Pair the amount of sales to the selling price. For example, a blueberry farmer might sell 10 quarts at Market 1 at $2.50 each and 5 quarts at Market 2 at $3.75 each. The two ordered data pairs are (10 quarts, $2.50 per quart) and (5 quarts, $3.75 per quart).
Calculate the slope of the line connecting the data points as they would lie on a graph of price versus sales. In this example, the slope is the change in price divided by the change in quantity sold, in which the numerator is ($2.50 minus $3.75) and the denominator is (10 quarts minus 5 quarts). The resulting slope is $-1.25/5 quarts, or $-0.25 per quart. In other words, for every 25-cent increase in price, the farmer expects to sell one less quart.
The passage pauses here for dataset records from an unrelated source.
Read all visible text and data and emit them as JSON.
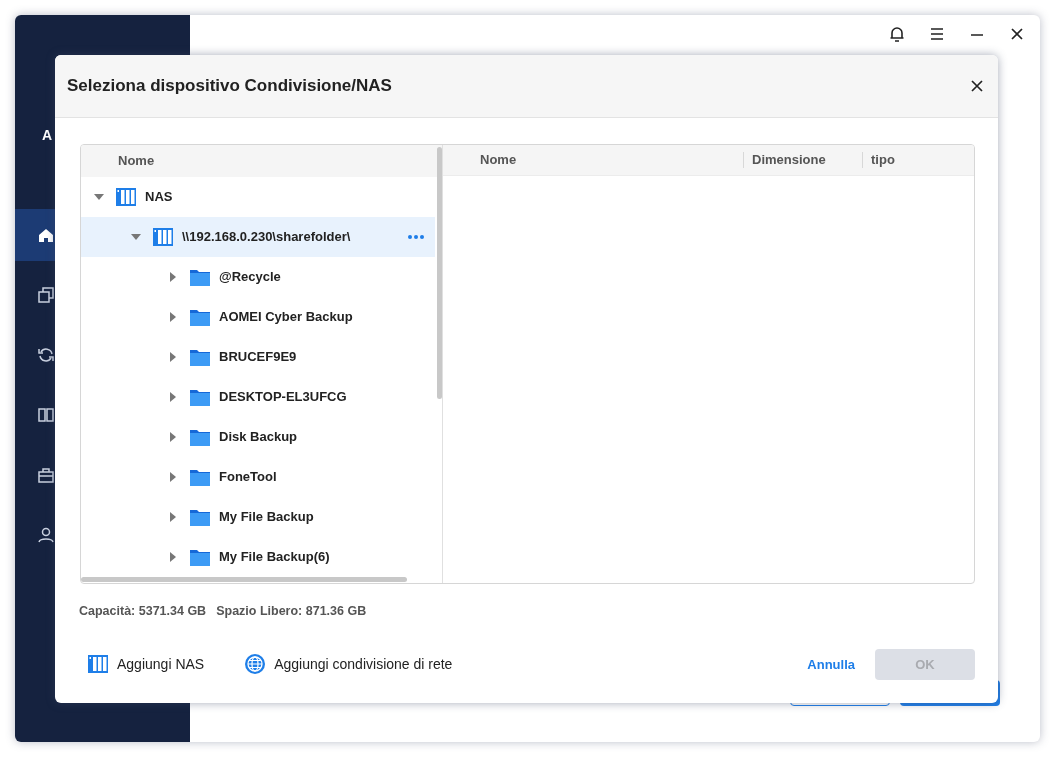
{
  "app": {
    "brand": "A",
    "nav": [
      {
        "kind": "home",
        "selected": true
      },
      {
        "kind": "clone",
        "selected": false
      },
      {
        "kind": "sync",
        "selected": false
      },
      {
        "kind": "columns",
        "selected": false
      },
      {
        "kind": "tools",
        "selected": false
      },
      {
        "kind": "user",
        "selected": false
      }
    ]
  },
  "dialog": {
    "title": "Seleziona dispositivo Condivisione/NAS",
    "tree_header": "Nome",
    "list_columns": [
      "Nome",
      "Dimensione",
      "tipo"
    ],
    "tree": [
      {
        "label": "NAS",
        "kind": "nas",
        "expanded": true,
        "selected": false,
        "children": [
          {
            "label": "\\\\192.168.0.230\\sharefolder\\",
            "kind": "nas",
            "expanded": true,
            "selected": true,
            "children": [
              {
                "label": "@Recycle",
                "kind": "folder",
                "expanded": false,
                "selected": false
              },
              {
                "label": "AOMEI Cyber Backup",
                "kind": "folder",
                "expanded": false,
                "selected": false
              },
              {
                "label": "BRUCEF9E9",
                "kind": "folder",
                "expanded": false,
                "selected": false
              },
              {
                "label": "DESKTOP-EL3UFCG",
                "kind": "folder",
                "expanded": false,
                "selected": false
              },
              {
                "label": "Disk Backup",
                "kind": "folder",
                "expanded": false,
                "selected": false
              },
              {
                "label": "FoneTool",
                "kind": "folder",
                "expanded": false,
                "selected": false
              },
              {
                "label": "My File Backup",
                "kind": "folder",
                "expanded": false,
                "selected": false
              },
              {
                "label": "My File Backup(6)",
                "kind": "folder",
                "expanded": false,
                "selected": false
              }
            ]
          }
        ]
      }
    ],
    "status": [
      "Capacità: 5371.34 GB",
      "Spazio Libero: 871.36 GB"
    ],
    "actions": [
      {
        "label": "Aggiungi NAS",
        "kind": "nas"
      },
      {
        "label": "Aggiungi condivisione di rete",
        "kind": "network"
      }
    ],
    "cancel": "Annulla",
    "ok": {
      "label": "OK",
      "disabled": true
    }
  }
}
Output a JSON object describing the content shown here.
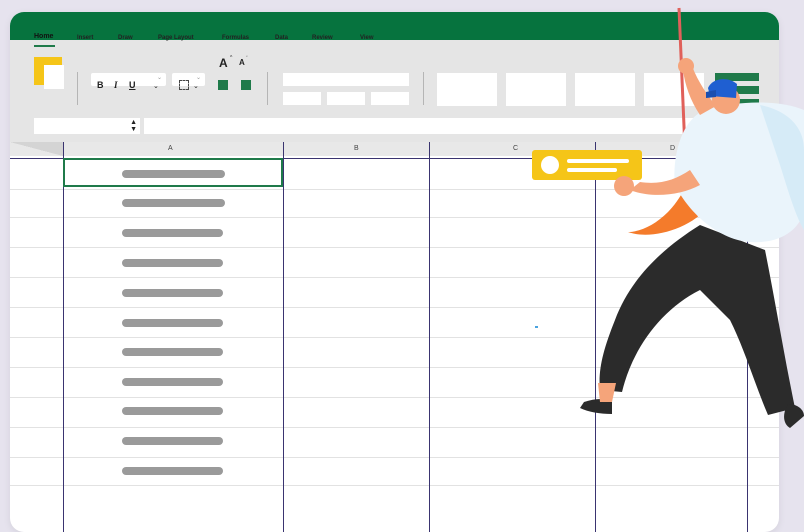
{
  "ribbon": {
    "tabs": [
      {
        "label": "Home",
        "active": true
      },
      {
        "label": "Insert"
      },
      {
        "label": "Draw"
      },
      {
        "label": "Page Layout"
      },
      {
        "label": "Formulas"
      },
      {
        "label": "Data"
      },
      {
        "label": "Review"
      },
      {
        "label": "View"
      }
    ],
    "font_grow_label": "A",
    "font_shrink_label": "A",
    "bold_label": "B",
    "italic_label": "I",
    "underline_label": "U"
  },
  "columns": [
    "A",
    "B",
    "C",
    "D"
  ],
  "colors": {
    "title_bar": "#06733e",
    "accent_green": "#1f7a4a",
    "clipboard_yellow": "#f5c518",
    "ribbon_bg": "#e5e5e5",
    "page_bg": "#e6e3ee"
  },
  "icons": [
    "clipboard-icon",
    "font-size-increase-icon",
    "font-size-decrease-icon",
    "borders-icon",
    "fill-color-icon",
    "font-color-icon",
    "excel-logo-icon"
  ]
}
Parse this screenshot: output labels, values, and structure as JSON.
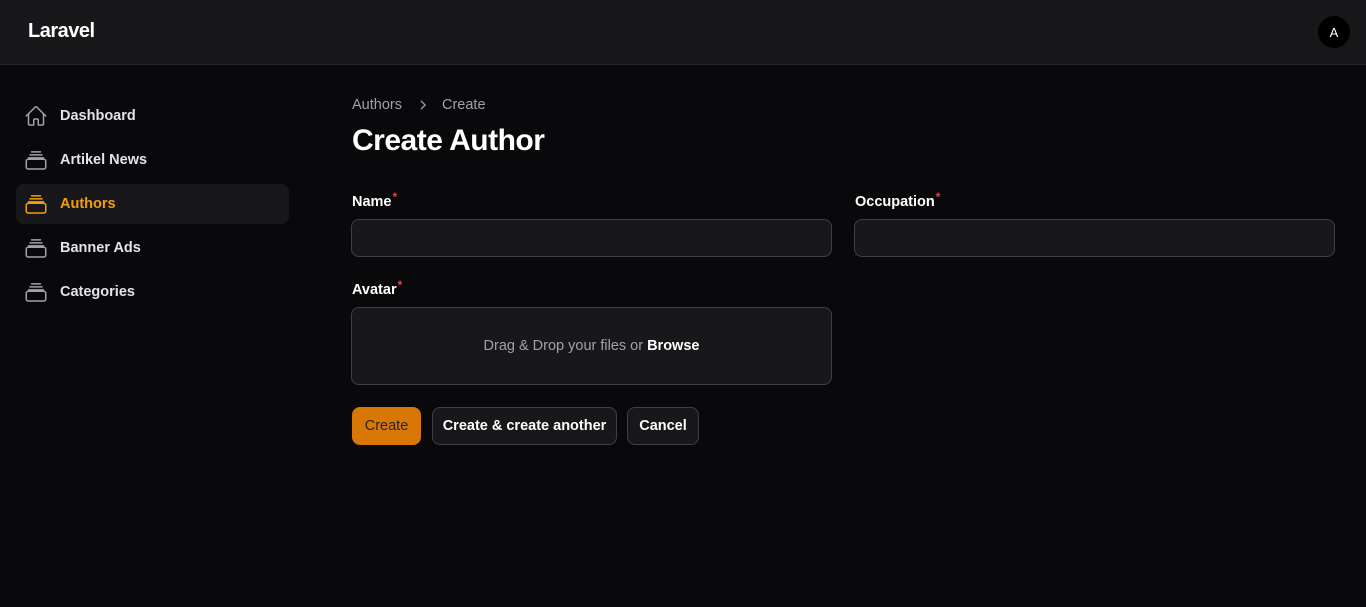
{
  "app": {
    "brand": "Laravel",
    "user_initial": "A"
  },
  "colors": {
    "accent": "#f59e0b",
    "primary_button": "#d97706",
    "required": "#ef4444"
  },
  "sidebar": {
    "items": [
      {
        "label": "Dashboard",
        "icon": "home-icon",
        "active": false
      },
      {
        "label": "Artikel News",
        "icon": "rectangle-stack-icon",
        "active": false
      },
      {
        "label": "Authors",
        "icon": "rectangle-stack-icon",
        "active": true
      },
      {
        "label": "Banner Ads",
        "icon": "rectangle-stack-icon",
        "active": false
      },
      {
        "label": "Categories",
        "icon": "rectangle-stack-icon",
        "active": false
      }
    ]
  },
  "breadcrumb": {
    "parent": "Authors",
    "current": "Create"
  },
  "page": {
    "title": "Create Author"
  },
  "form": {
    "name": {
      "label": "Name",
      "required_mark": "*",
      "value": ""
    },
    "occupation": {
      "label": "Occupation",
      "required_mark": "*",
      "value": ""
    },
    "avatar": {
      "label": "Avatar",
      "required_mark": "*",
      "dropzone_text": "Drag & Drop your files or",
      "browse_label": "Browse"
    }
  },
  "actions": {
    "create": "Create",
    "create_another": "Create & create another",
    "cancel": "Cancel"
  }
}
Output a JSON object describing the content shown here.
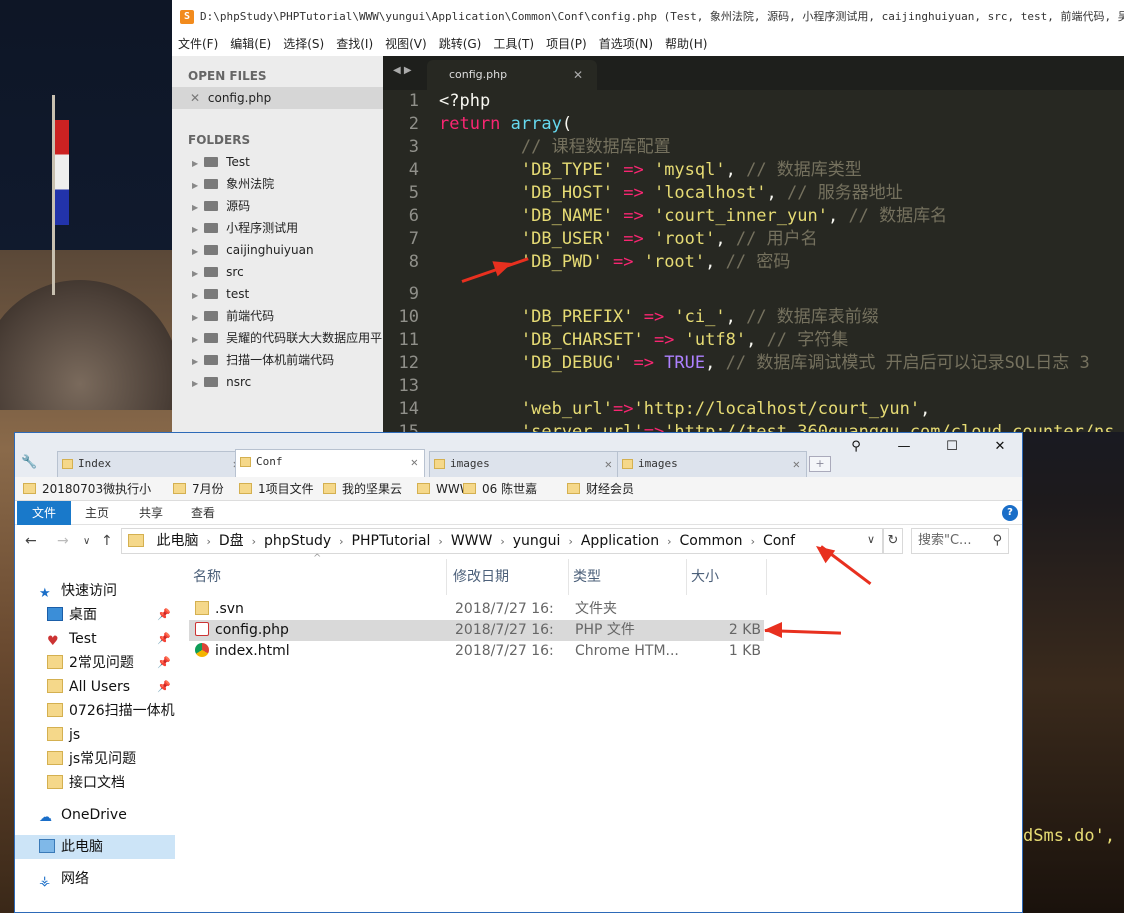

Derive the demand function, which sets the price equal to the slope times the number of units plus the price at which no product will sell, which is called the y-intercept, or "b." The demand function has the form y = mx + b, where "y" is the price, "m" is the slope and "x" is the quantity sold. In the example, the demand function sets the price of a quart of blueberries to be y = (-0.25x) + b.
Plug one ordered data pair into the equation y = mx + b and solve for b, the price just high enough to eliminate any sales. In the example, using the first ordered pair gives $2.50 = -0.25(10 quarts) + b. The solution is b = $5, making the demand function y = -0.25x + $5.
Apply the demand function. If the farmer wants to sell 7 quarts of blueberries at each market, she figures the price equal to ($-0.25)(7 quarts) + $5, or $3.25 per quart.
Tip
You can calculate more sophisticated versions of the demand curve by using more data and running a linear regression, which produces a slope that best fits the data. You might find the relationship between price and demand is not a straight line, but is best described by a curve.
Warning
The example is idealized and, in reality, it might be difficult for a manufacturer to test the effects of different prices on demand. One strategy is to label the same product with different brand names that sell at different price points. Producers of commodities, such as foods, metals, oil or nails, might be able to collect competitor data to help figure the demand function.